L’ombre des pensées lentement s'évapore dans le berceau de ruines où la lumière se cache. Une étincelle, un souffle, tout l'indicible se glisse dans le sillon du soir. Tout ce qu'on ne sait pas respire sur le calme tapis des nuages tremblant. Et ces visages, ils sont aussi dans la pierre, face ou profil, offerts et rien ne peut les défaire. Une fois la vision fabriquée, sous le halo de l'eau est moins oppressante sans doute, car le grain de la pierre apaise. Mais ils s'inscrivent comme des plaies impénétrables où peuvent s'écrire toutes les légendes dorées, ces histoires qui font rêver et emportent, loin des jours plats et futiles, où rien ne survient sinon la nuit.
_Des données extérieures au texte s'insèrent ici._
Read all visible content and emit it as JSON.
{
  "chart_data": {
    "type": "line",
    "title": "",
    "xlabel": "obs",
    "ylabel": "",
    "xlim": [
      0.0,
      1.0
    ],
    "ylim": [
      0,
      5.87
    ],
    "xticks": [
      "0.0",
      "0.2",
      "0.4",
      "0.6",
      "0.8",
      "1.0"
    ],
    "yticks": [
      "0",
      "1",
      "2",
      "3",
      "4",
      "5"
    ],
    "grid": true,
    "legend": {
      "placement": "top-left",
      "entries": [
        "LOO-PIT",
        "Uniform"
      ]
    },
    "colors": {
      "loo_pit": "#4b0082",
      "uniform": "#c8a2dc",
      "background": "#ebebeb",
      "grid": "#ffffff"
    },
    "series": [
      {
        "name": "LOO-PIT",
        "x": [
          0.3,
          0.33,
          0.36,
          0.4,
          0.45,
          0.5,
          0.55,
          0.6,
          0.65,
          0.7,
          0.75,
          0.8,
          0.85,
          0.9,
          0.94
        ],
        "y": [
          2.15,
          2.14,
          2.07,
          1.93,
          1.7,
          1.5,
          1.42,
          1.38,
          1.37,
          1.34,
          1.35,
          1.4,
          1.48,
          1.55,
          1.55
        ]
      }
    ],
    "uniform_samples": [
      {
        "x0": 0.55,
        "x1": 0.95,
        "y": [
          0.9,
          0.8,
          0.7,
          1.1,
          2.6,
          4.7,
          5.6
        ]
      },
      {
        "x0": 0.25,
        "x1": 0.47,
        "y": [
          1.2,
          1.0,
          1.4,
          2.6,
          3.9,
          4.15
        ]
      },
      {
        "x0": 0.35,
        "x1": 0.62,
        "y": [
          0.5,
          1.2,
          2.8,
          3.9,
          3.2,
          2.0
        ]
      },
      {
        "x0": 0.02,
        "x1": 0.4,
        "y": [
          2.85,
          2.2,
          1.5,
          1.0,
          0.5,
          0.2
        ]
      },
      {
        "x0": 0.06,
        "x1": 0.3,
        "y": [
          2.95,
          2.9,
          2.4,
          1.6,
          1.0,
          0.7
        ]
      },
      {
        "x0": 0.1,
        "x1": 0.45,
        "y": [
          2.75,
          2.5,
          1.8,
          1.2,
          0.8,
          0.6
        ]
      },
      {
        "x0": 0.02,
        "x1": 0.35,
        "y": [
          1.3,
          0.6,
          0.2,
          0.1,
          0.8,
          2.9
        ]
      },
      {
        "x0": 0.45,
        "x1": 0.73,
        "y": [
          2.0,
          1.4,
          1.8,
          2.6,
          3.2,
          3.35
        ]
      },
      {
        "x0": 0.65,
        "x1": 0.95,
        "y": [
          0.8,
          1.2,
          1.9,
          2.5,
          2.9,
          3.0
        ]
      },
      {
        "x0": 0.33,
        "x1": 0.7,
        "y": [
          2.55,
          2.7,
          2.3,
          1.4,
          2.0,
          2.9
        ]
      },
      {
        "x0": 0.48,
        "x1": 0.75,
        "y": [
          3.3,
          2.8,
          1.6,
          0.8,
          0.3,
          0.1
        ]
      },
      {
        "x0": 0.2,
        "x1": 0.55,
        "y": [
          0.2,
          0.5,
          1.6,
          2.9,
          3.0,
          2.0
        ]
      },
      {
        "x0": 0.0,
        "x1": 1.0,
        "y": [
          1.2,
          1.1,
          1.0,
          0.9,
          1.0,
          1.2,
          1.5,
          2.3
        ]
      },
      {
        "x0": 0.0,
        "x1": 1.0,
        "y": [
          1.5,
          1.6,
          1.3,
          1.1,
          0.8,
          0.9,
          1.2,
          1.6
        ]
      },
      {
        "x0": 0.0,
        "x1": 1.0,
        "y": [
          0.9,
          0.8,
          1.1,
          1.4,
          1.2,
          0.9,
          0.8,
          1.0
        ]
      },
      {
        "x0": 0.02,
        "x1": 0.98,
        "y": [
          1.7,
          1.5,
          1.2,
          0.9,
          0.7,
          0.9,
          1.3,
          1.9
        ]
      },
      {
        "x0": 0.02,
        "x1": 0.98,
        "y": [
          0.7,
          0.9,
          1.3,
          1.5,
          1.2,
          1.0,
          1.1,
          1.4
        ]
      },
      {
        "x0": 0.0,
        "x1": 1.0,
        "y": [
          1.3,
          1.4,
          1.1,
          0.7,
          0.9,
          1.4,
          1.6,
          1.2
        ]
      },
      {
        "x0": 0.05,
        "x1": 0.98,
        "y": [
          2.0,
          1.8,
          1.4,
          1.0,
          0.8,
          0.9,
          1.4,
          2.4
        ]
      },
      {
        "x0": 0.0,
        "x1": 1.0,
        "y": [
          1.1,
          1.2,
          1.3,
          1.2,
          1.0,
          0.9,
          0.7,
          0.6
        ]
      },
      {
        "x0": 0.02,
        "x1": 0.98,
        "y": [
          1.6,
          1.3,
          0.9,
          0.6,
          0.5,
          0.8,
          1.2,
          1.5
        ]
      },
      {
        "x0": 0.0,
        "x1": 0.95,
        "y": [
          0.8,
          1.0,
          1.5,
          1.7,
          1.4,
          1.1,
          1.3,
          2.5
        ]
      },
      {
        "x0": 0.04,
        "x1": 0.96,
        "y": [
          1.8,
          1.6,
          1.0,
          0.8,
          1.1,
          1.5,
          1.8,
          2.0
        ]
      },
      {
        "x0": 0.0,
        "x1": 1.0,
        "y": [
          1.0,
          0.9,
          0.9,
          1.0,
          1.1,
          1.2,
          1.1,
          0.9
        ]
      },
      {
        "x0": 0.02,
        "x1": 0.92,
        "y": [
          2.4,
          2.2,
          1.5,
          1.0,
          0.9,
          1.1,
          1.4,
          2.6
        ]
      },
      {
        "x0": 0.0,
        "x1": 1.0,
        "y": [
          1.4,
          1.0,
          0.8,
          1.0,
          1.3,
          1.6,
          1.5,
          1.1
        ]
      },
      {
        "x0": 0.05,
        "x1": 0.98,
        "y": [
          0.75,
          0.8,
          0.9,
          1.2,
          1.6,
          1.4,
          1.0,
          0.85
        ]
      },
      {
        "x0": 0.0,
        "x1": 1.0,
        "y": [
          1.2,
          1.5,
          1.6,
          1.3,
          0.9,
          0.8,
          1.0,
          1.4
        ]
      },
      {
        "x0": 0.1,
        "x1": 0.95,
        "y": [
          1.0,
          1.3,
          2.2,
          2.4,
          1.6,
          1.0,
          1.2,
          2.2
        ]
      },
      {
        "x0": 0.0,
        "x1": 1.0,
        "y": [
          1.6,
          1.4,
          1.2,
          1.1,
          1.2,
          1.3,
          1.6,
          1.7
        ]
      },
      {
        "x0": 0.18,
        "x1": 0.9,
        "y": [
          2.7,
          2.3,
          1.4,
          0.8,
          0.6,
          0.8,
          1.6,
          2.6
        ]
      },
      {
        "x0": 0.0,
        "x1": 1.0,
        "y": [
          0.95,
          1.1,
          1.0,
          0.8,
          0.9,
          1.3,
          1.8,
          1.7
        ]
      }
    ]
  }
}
Ici, la lande au plein du vent, courant sur son erre vers les gorges, à mi- pente quelques résineux maigres, ramassés ; ils ont pris du vent la forme basse, plaintive et chargée de grésil. Mais ce gris têtu des rocs, sous le déferlement des ciels – dans les fermes, il semble que l’on n’attende rien – les machines rouillent, on ne voit pas les hommes : ici, il n’y a pas de rencontre, c’est une terre d’éloignement, tout s’écarte de l’autre. Ici, l’horizon lourd avalant le plateau, sa longue table aux sacrifices, comme sciée de neige. Forêts closes, d’un bloc, nuits plantées drues sur l’escarpement : rien qui vive là, dans le réseau de ravines que les eaux incisent, sous le couvert d’aiguilles, de branches mortes – le pas est difficile – tout fuit vers le torrent, ses ponts de glace empâtée de boue.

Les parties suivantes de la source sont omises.